ガロワ・ドメーヌでは、結局のところ気温は比較的穏やかでした。しかし、ソフィー・ガロワ氏にとって、蓄積された疲労は、この特異な夏が与えた影響を如実に物語っています。「朝は涼しかったです。7時に仕事を始めて、正午頃に終わっていました。とはいえ、今回の収穫作業は少々ストレスがたまり、体力を消耗するものでした。猛暑のせいで、やはり体力がかなり消耗してしまったと思います」とソフィー・ガロワはため息をついた。

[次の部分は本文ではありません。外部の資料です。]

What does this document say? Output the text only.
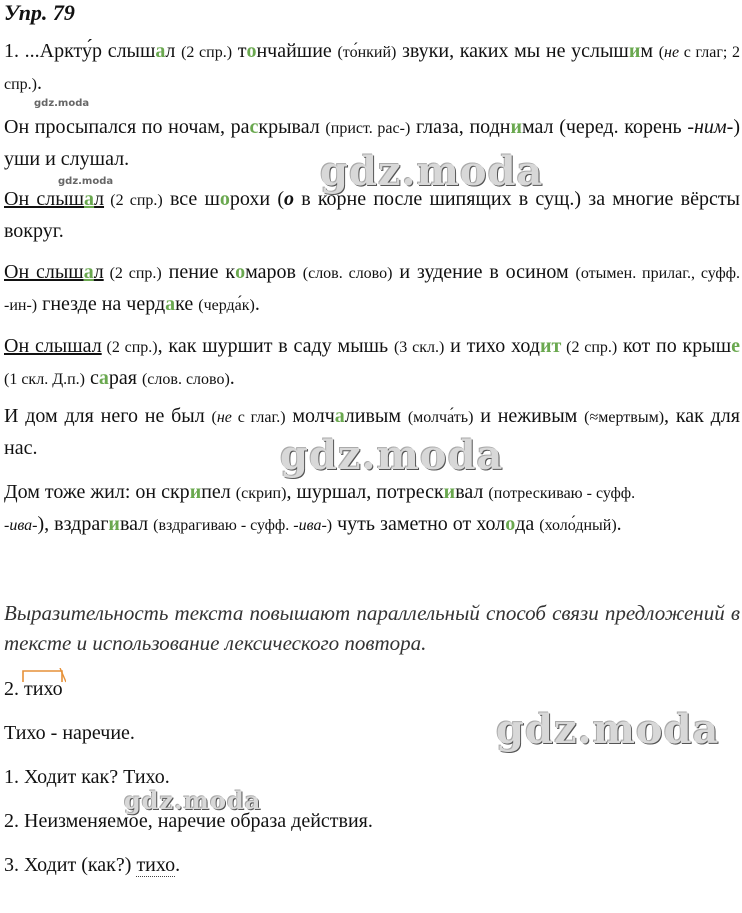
Упр. 79
1. ...Аркту́р слышал (2 спр.) тончайшие (то́нкий) звуки, каких мы не услышим (не с глаг; 2 спр.).
gdz.moda
Он просыпался по ночам, раскрывал (прист. рас-) глаза, поднимал (черед. корень -ним-) уши и слушал.	gdz.moda
gdz.moda
Он слышал (2 спр.) все шорохи (о в корне после шипящих в сущ.) за многие вёрсты вокруг.
Он слышал (2 спр.) пение комаров (слов. слово) и зудение в осином (отымен. прилаг., суфф. -ин-) гнезде на чердаке (черда́к).
Он слышал (2 спр.), как шуршит в саду мышь (3 скл.) и тихо ходит (2 спр.) кот по крыше (1 скл. Д.п.) сарая (слов. слово).
И дом для него не был (не с глаг.) молчаливым (молча́ть) и неживым (≈мертвым), как для нас.	gdz.moda
Дом тоже жил: он скрипел (скрип), шуршал, потрескивал (потрескиваю - суфф.
-ива-), вздрагивал (вздрагиваю - суфф. -ива-) чуть заметно от холода (холо́дный).
Выразительность текста повышают параллельный способ связи предложений в тексте и использование лексического повтора.
2.
тихо
Тихо - наречие.	gdz.moda
1. Ходит как? Тихо.
gdz.moda
2. Неизменяемое, наречие образа действия.
3. Ходит (как?) тихо.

したがって、ワイン生産者にとっての課題は、もはや収穫時期を数日早めることだけにとどまらない。気候サイクルが恒久的に変化している現状において、冬の剪定から土壌管理に至るまで、ブドウ畑での作業全体を見直す必要があるのだ。「4月の芽吹きも早まっていますが、まだ霜が降りることもあるため、冬の剪定方法も変えています。以前は霜がめったに降りませんでしたが、今ではそれに慣れてきました。草生栽培についても適応しています。私たちは有機農業を行っているため、限られた水分がブドウの木に届くよう、土壌を非常に清潔に保つことが目標です。一般的に、草が生えていること自体は気になりません。ただ、100ヘクタールの敷地内には非常に多様な土壌があるため、ヴィンテージごとに判断基準が異なります」と、ドメーヌの総支配人フィリップ・ル・アルディ氏は強調する。
こうした対応は、収穫の現場における新たな取り組みにも表れています。今年は、高温下でブドウを可能な限り良好な状態で保つため、従来の慣習を一部見直し、新しい機材の試験導入も行われました。「収穫用に冷蔵トレーラーをレンタルしました。しかし、収穫時期が前倒しになったため、1週間ずっと利用することはできませんでした。今後数年間は、ブドウを冷やすための本当に確実なシステムを見つけなければなりません。ブドウの木が、ここ最近耐えてきたすべての試練から何とか回復してくれることを願っています……」と、ドメーヌ・ガロワの支配人は呟く。